Charge conservation makes a lot more sense in the + and—context than in the red and white context.
It’s more convenient, but “a lot more sense”? I don’t know. I have bread and cheese in my kitchen, which I only use to make cheese sandwiches. I don’t have a bread conservation law, and I don’t have a cheese conservation law, but I have a “bread and cheese conservation law”, which says that the amount of bread that will go missing is the same as the amount of cheese that will go missing, up to a constant factor. Do I really need to introduce a notion of “beese”, viewing bread as positive beese and cheese as negative beese? I could do that, and I will then have a beese conservation law, but it’s not evident to me that my “bread and cheese conservation law” is less suitable for solving practical problems than the “beese conservation law”. If I didn’t need negative numbers for other things and didn’t already know about them, I suspect I could get by with my “bread and cheese conservation law”.
Indeed, people talk about the conservation of bee minus ell without labelling it anything else. So what?
You can, but if you get a guest who’s gluten-intolerant and who will eat your cheese ignoring the bread, the “beese conservation law” will be broken.
If you can show that the charge conservation law could be broken, the argument for positive/negative would become much weaker. That’s a pretty large “if”, however, more or less Nobel-sized :-)
That’s just the poverty of my analogy, not of the underlying argument. In the white/red formulation of electromagnetism, the law of white and red charge conservation says that whenever any amount of red charge goes missing, the same amount of white charge must disappear with it. There’s no inherent need to use negative magnitudes and sum up anything to 0.
In a similar way you can call numbers less than zero red numbers and numbers greater than zero white numbers.
So you’ve changed the labels, but did anything more important happen?
http://arxiv.org/pdf/1303.6576
I came across this in a Hacker News discussion. It’s a rigorous derivation of (positive) real numbers without using 0 or negative numbers at all. In other words, pretend that you don’t know what 0 and negative numbers are, come up with a slightly different axiom set for what is essentially a positive part of an ordered field, etc.
Interestingly, this isn’t stated as an explicit goal in the article, you need to read it between the lines.
The paper is weak evidence of what I was talking about in this thread; weak because actual aliens probably wouldn’t discover real numbers this way. But it does show it’s possible to quite easily talk and reason about them w/o ever employing negative numbers, or even 0.
The point is—is it possible to get to a working theory without inventing negative numbers.

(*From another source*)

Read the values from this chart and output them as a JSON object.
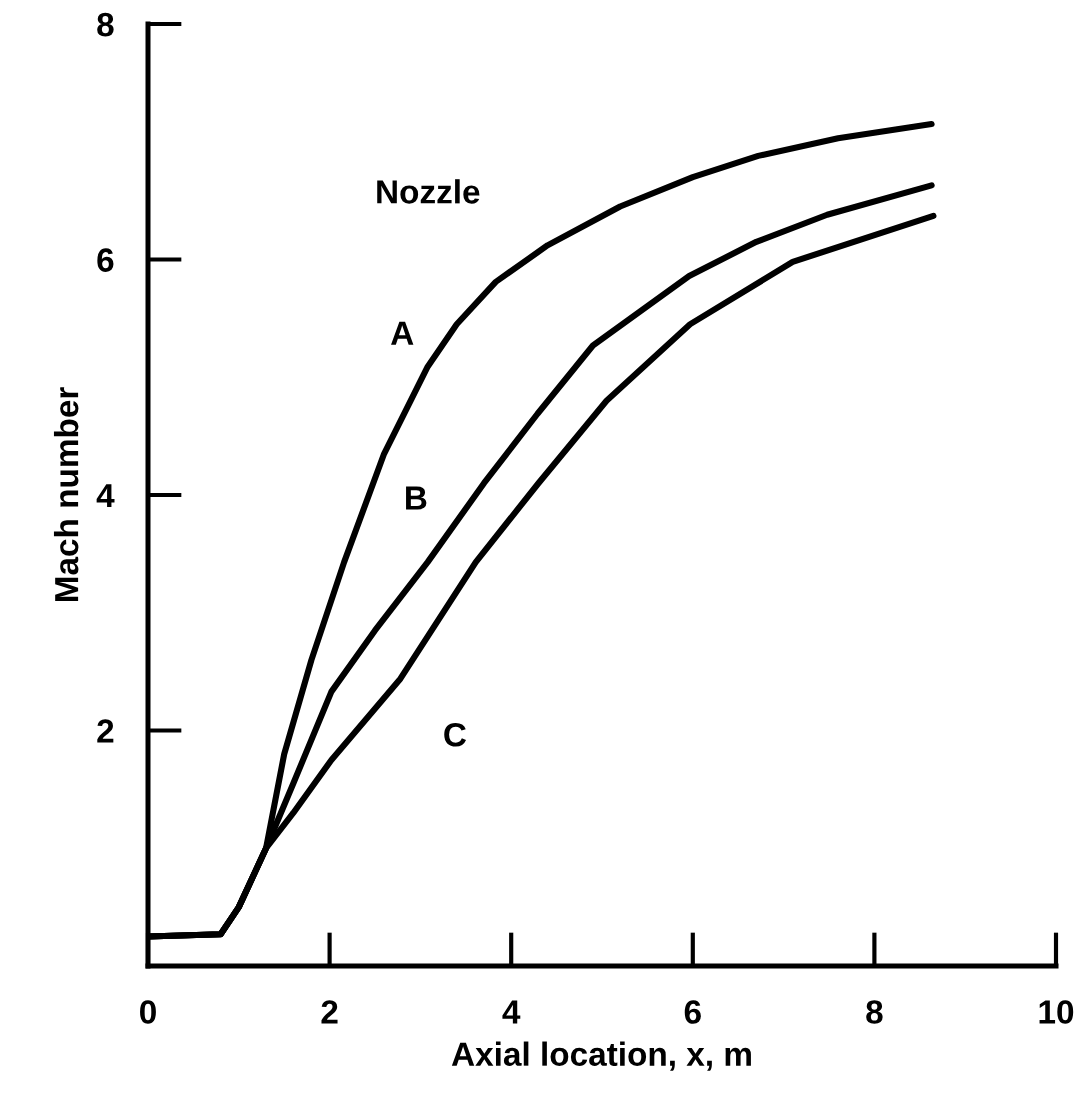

So with charges and my white-red charge conservation law, I never need to subtract 5 reds from 3 reds. Unlike e.g. loaning money, this sort of problem doesn’t seem to arise with charges. When we use positive and negative charge, a large part of the algebraic machinery made available to us by negative numbers sits unused (we don’t multiply charges either; that is we do in terms of Coulomb’s law, but that’s a notational convenience). That’s why I said that electric charge is a good example of why aliens could conceivably get by w/o negative numbers. If they didn’t have them for other reasons by the time they got around to investigate electricity, they might get by with the white-red formalism just fine.
If you already know negative numbers, then sure, it’s easy to imagine just relabeling them and nothing much changes. But to people in the first millennium AD, they were a very real and tangible invention. When ancient Greeks said that something like “x+4=2” is an obviously absurd equation w/o a solution, they meant it. They didn’t go “oh, I have these I-OWE-U numbers that I use to count my debts but don’t call them “negative”, anyway, the solution is I-OWE-U-2″.